Dari sudut pandang lain yang agak bermiripan dengan pernyataan Pareto adalah pernyataan George Bernard Shaw, seorang sastrawan, yang mengatakan, “Two percent of the people think; three percent of the people think they think; and ninety-five percent of the people would rather die than think.”

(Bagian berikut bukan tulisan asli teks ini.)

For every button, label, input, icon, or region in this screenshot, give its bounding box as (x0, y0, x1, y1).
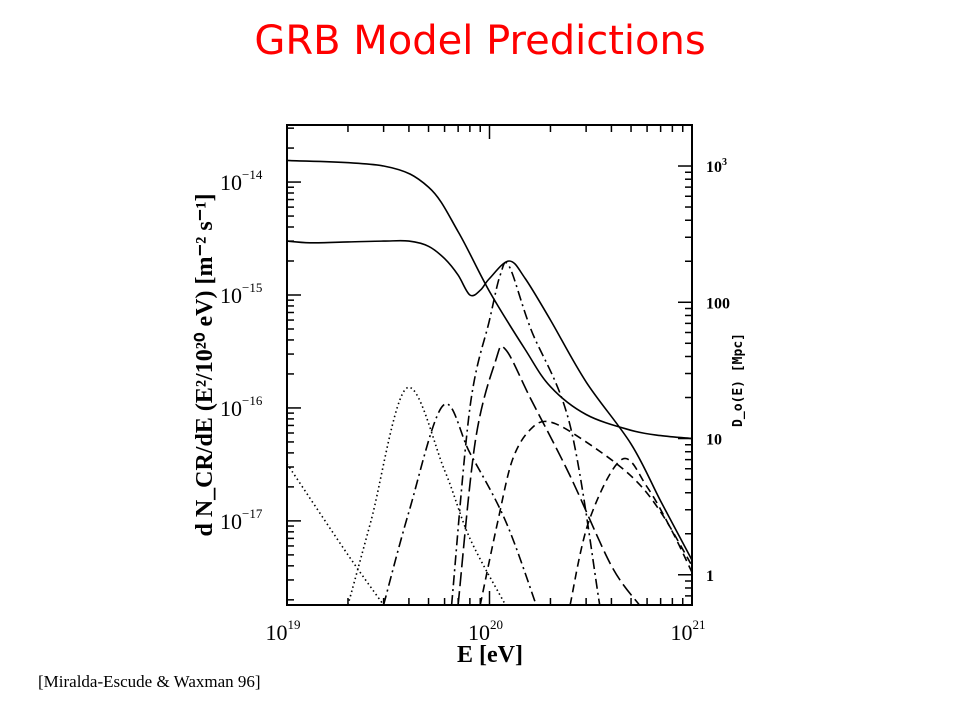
y2-tick-label: 10 (706, 432, 722, 449)
plot-frame (286, 124, 693, 606)
axis-ticks (286, 124, 693, 606)
series-lines (286, 159, 693, 606)
series-line-4 (347, 386, 507, 606)
x-tick-label: 1019 (266, 617, 301, 645)
series-line-3 (286, 463, 385, 606)
series-line-9 (569, 457, 693, 606)
series-line-2 (286, 159, 693, 440)
x-tick-label: 1021 (671, 617, 706, 645)
series-line-8 (479, 420, 693, 606)
y2-tick-label: 1 (706, 568, 714, 585)
series-line-1 (286, 239, 693, 561)
series-line-6 (450, 261, 601, 606)
y2-tick-label: 100 (706, 295, 730, 312)
x-axis-label: E [eV] (457, 642, 523, 668)
x-tick-label: 1020 (468, 617, 503, 645)
y-tick-label: 10−15 (220, 280, 262, 308)
right-axis-label: D_o(E) [Mpc] (731, 333, 746, 427)
y-tick-label: 10−17 (220, 506, 263, 534)
y-tick-label: 10−14 (220, 167, 263, 195)
series-line-7 (457, 345, 641, 606)
y-tick-label: 10−16 (220, 393, 263, 421)
y-axis-label: d N_CR/dE (E²/10²⁰ eV) [m⁻² s⁻¹] (192, 193, 218, 536)
series-line-5 (382, 403, 537, 606)
tick-labels: 1019 1020 1021 10−14 10−15 10−16 10−17 103 100 10… (220, 157, 730, 645)
slide-title: GRB Model Predictions (254, 18, 706, 64)
y2-tick-label: 103 (706, 157, 727, 176)
citation: [Miralda-Escude & Waxman 96] (38, 672, 261, 691)
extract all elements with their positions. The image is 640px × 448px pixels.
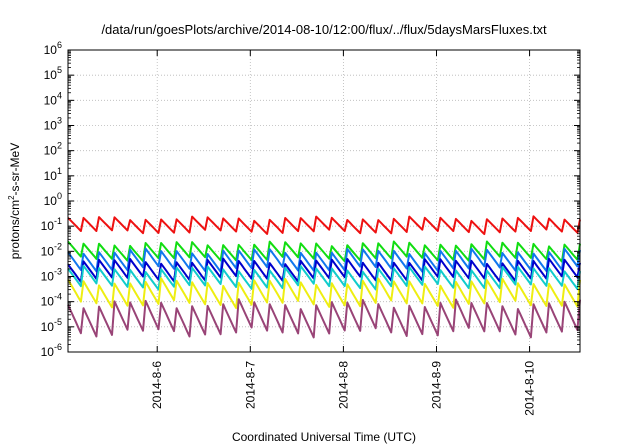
y-tick-label-exponent: -4	[54, 292, 62, 302]
series-line-7	[67, 298, 581, 339]
chart-title: /data/run/goesPlots/archive/2014-08-10/1…	[101, 22, 547, 37]
y-tick-label: 10-5	[41, 317, 62, 334]
series-line-3	[67, 247, 581, 273]
y-tick-label-base: 10	[44, 43, 58, 57]
y-tick-label: 103	[44, 116, 62, 133]
y-axis-label: protons/cm2-s-sr-MeV	[7, 143, 22, 259]
y-tick-label-base: 10	[44, 194, 58, 208]
y-tick-label: 102	[44, 141, 62, 158]
y-tick-label: 10-4	[41, 292, 62, 309]
series-line-6	[67, 277, 581, 309]
x-tick-label: 2014-8-9	[429, 361, 443, 409]
y-tick-label-base: 10	[41, 345, 55, 359]
y-tick-label: 105	[44, 65, 62, 82]
y-tick-label-exponent: 1	[57, 166, 62, 176]
y-tick-label: 10-3	[41, 267, 62, 284]
y-tick-label-base: 10	[44, 93, 58, 107]
y-axis-label-main: protons/cm	[8, 200, 22, 259]
y-tick-label-base: 10	[41, 270, 55, 284]
y-tick-label-exponent: 2	[57, 141, 62, 151]
y-tick-label-exponent: 5	[57, 65, 62, 75]
y-tick-label: 104	[44, 90, 62, 107]
y-tick-label: 10-2	[41, 241, 62, 258]
y-tick-label-exponent: -1	[54, 216, 62, 226]
y-tick-label: 101	[44, 166, 62, 183]
y-tick-label-base: 10	[41, 219, 55, 233]
y-tick-label-base: 10	[44, 144, 58, 158]
y-tick-label: 10-6	[41, 342, 62, 359]
x-tick-label: 2014-8-10	[523, 361, 537, 416]
x-axis-label: Coordinated Universal Time (UTC)	[232, 430, 416, 444]
series-line-4	[67, 257, 581, 283]
y-tick-label: 106	[44, 40, 62, 57]
y-tick-label-base: 10	[44, 169, 58, 183]
y-tick-label-exponent: -3	[54, 267, 62, 277]
y-tick-label-base: 10	[44, 119, 58, 133]
y-axis-label-unit: -s-sr-MeV	[8, 143, 22, 196]
y-tick-label-exponent: -5	[54, 317, 62, 327]
series-line-2	[67, 240, 581, 263]
y-tick-label-base: 10	[41, 244, 55, 258]
y-tick-label-base: 10	[44, 68, 58, 82]
y-tick-label-exponent: -6	[54, 342, 62, 352]
x-tick-label: 2014-8-6	[150, 361, 164, 409]
x-tick-label: 2014-8-7	[243, 361, 257, 409]
y-tick-label-exponent: 4	[57, 90, 62, 100]
x-axis: 2014-8-6 2014-8-7 2014-8-8 2014-8-9 2014-8-1…	[150, 50, 537, 416]
y-tick-label-exponent: 0	[57, 191, 62, 201]
y-tick-label-exponent: 3	[57, 116, 62, 126]
y-tick-label-base: 10	[41, 295, 55, 309]
y-tick-label-exponent: -2	[54, 241, 62, 251]
series-line-5	[67, 264, 581, 291]
x-tick-label: 2014-8-8	[336, 361, 350, 409]
series-line-1	[67, 215, 581, 236]
y-tick-label-exponent: 6	[57, 40, 62, 50]
y-tick-label: 10-1	[41, 216, 62, 233]
y-axis: 10-610-510-410-310-210-11001011021031041…	[41, 40, 580, 359]
y-tick-label-base: 10	[41, 320, 55, 334]
y-axis-label-superscript: 2	[7, 195, 16, 200]
y-tick-label: 100	[44, 191, 62, 208]
series-layer	[67, 215, 581, 339]
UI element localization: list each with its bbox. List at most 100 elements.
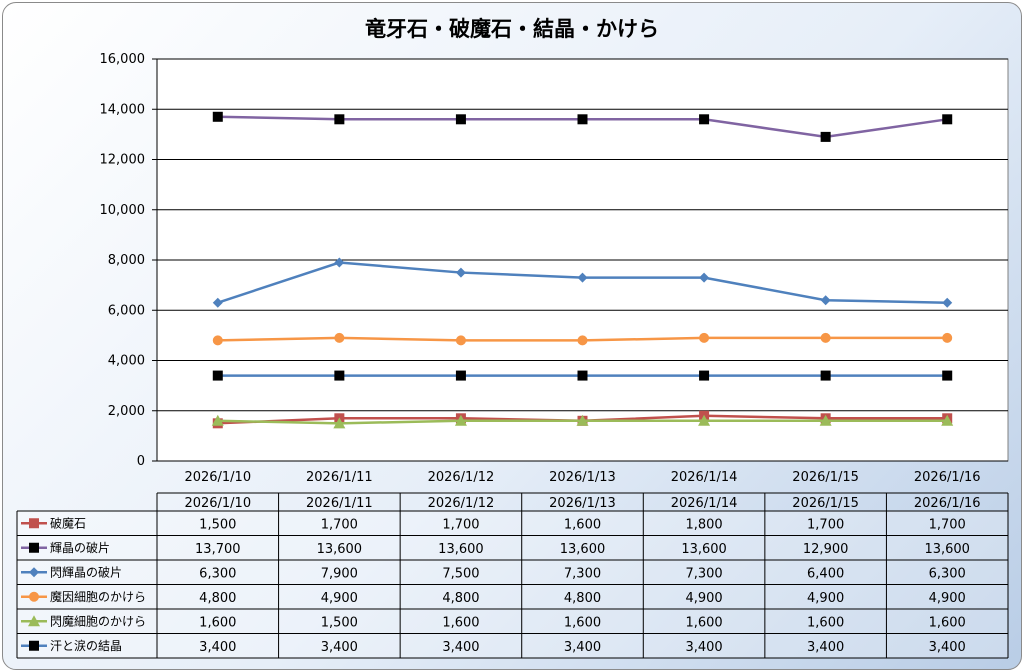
data-label: 1,600 (807, 615, 844, 630)
data-label: 1,600 (199, 615, 236, 630)
data-label: 7,300 (564, 566, 601, 581)
data-point (699, 114, 710, 125)
x-tick-label: 2026/1/16 (914, 470, 981, 485)
legend-key-marker (29, 567, 39, 578)
data-label: 3,400 (929, 640, 966, 655)
data-label: 1,600 (564, 615, 601, 630)
data-point (212, 370, 223, 381)
data-point (455, 370, 466, 381)
data-point (819, 414, 832, 426)
data-label: 13,700 (195, 542, 241, 557)
data-label: 4,900 (929, 591, 966, 606)
data-label: 13,600 (560, 542, 606, 557)
y-tick-label: 4,000 (108, 354, 145, 369)
data-point (577, 370, 588, 381)
legend-label: 破魔石 (50, 515, 86, 530)
x-tick-label: 2026/1/15 (792, 470, 859, 485)
data-label: 13,600 (681, 542, 727, 557)
table-header: 2026/1/15 (792, 496, 859, 511)
legend-label: 魔因細胞のかけら (50, 589, 146, 604)
data-label: 13,600 (438, 542, 484, 557)
data-label: 3,400 (442, 640, 479, 655)
data-point (334, 332, 345, 343)
chart-title: 竜牙石・破魔石・結晶・かけら (365, 17, 659, 41)
table-header: 2026/1/10 (184, 496, 251, 511)
y-tick-label: 10,000 (100, 203, 146, 218)
y-tick-label: 16,000 (100, 52, 146, 67)
data-point (698, 414, 711, 426)
y-tick-label: 12,000 (100, 153, 146, 168)
data-label: 12,900 (803, 542, 849, 557)
legend-label: 輝晶の破片 (50, 540, 110, 555)
data-label: 3,400 (321, 640, 358, 655)
data-label: 3,400 (807, 640, 844, 655)
table-header: 2026/1/13 (549, 496, 616, 511)
y-tick-label: 14,000 (100, 102, 146, 117)
data-point (455, 335, 466, 346)
data-point (212, 297, 223, 308)
data-point (942, 332, 953, 343)
data-point (454, 414, 467, 426)
data-label: 6,300 (199, 566, 236, 581)
data-label: 1,600 (442, 615, 479, 630)
data-point (699, 332, 710, 343)
legend-key-marker (29, 542, 39, 553)
data-label: 4,900 (321, 591, 358, 606)
x-tick-label: 2026/1/11 (306, 470, 373, 485)
data-label: 1,600 (929, 615, 966, 630)
data-point (577, 114, 588, 125)
data-point (334, 114, 345, 125)
data-label: 1,700 (807, 517, 844, 532)
data-label: 1,600 (564, 517, 601, 532)
data-point (699, 370, 710, 381)
data-point (333, 417, 346, 429)
data-label: 6,300 (929, 566, 966, 581)
data-label: 1,600 (685, 615, 722, 630)
table-header: 2026/1/11 (306, 496, 373, 511)
data-label: 4,900 (685, 591, 722, 606)
data-point (455, 267, 466, 278)
data-point (334, 370, 345, 381)
legend-key-marker (29, 640, 39, 651)
y-tick-label: 8,000 (108, 253, 145, 268)
data-point (820, 332, 831, 343)
data-point (577, 272, 588, 283)
x-tick-label: 2026/1/13 (549, 470, 616, 485)
x-tick-label: 2026/1/12 (428, 470, 495, 485)
data-label: 13,600 (924, 542, 970, 557)
x-tick-label: 2026/1/14 (671, 470, 738, 485)
legend-label: 閃魔細胞のかけら (50, 613, 146, 628)
legend-key-marker (29, 591, 39, 602)
data-label: 3,400 (564, 640, 601, 655)
data-label: 1,700 (442, 517, 479, 532)
data-label: 7,900 (321, 566, 358, 581)
y-tick-label: 6,000 (108, 303, 145, 318)
data-label: 13,600 (317, 542, 363, 557)
data-point (212, 111, 223, 122)
data-point (211, 414, 224, 426)
data-label: 1,500 (321, 615, 358, 630)
data-point (699, 272, 710, 283)
table-header: 2026/1/14 (671, 496, 738, 511)
data-point (576, 414, 589, 426)
data-label: 4,800 (564, 591, 601, 606)
data-point (942, 114, 953, 125)
data-point (334, 257, 345, 268)
data-point (455, 114, 466, 125)
data-label: 3,400 (199, 640, 236, 655)
y-tick-label: 0 (137, 454, 145, 469)
data-point (820, 131, 831, 142)
data-label: 1,500 (199, 517, 236, 532)
data-label: 4,900 (807, 591, 844, 606)
data-point (577, 335, 588, 346)
data-point (941, 414, 954, 426)
table-header: 2026/1/12 (428, 496, 495, 511)
legend-key-marker (28, 615, 40, 627)
x-tick-label: 2026/1/10 (184, 470, 251, 485)
data-point (942, 370, 953, 381)
legend-label: 汗と涙の結晶 (50, 638, 122, 653)
data-label: 4,800 (442, 591, 479, 606)
data-table: 2026/1/10 2026/1/11 2026/1/12 2026/1/13 2026… (16, 492, 1009, 659)
legend-label: 閃輝晶の破片 (50, 564, 122, 579)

Dalam hal ini Rhenald memberi contoh dalam dunia pendidikan, bahwa hanya dua persen dari seluruh tenaga pendidik yang betul-betul menjalankan perannya sebagai pendidik. Mereka ini adalah orang- orang yang tidak sekadar memindahkan isi buku ke kepala murid-murid, tetapi juga memperbaiki cara berpikirnya dan menerapkan ilmunya dalam kehidupan sehari-hari. Makanya, hanya sedikit yang punya karya besar, bukan?
Dari dua teori di atas membuktikan bahwa kita punya kecenderungan menjadi passenger ketimbang driver (meminjam istilah Rhenald Kasali). Kita tidak mau bersusah payah melakukan sesuatu yang berbeda yang tentunya harus lebih baik dari yang sudah ada. Singkatnya, kita tidak ingin keluar dari zona nyaman. Nyaman yang sebenarnya melenakan. Bagaimana bisa?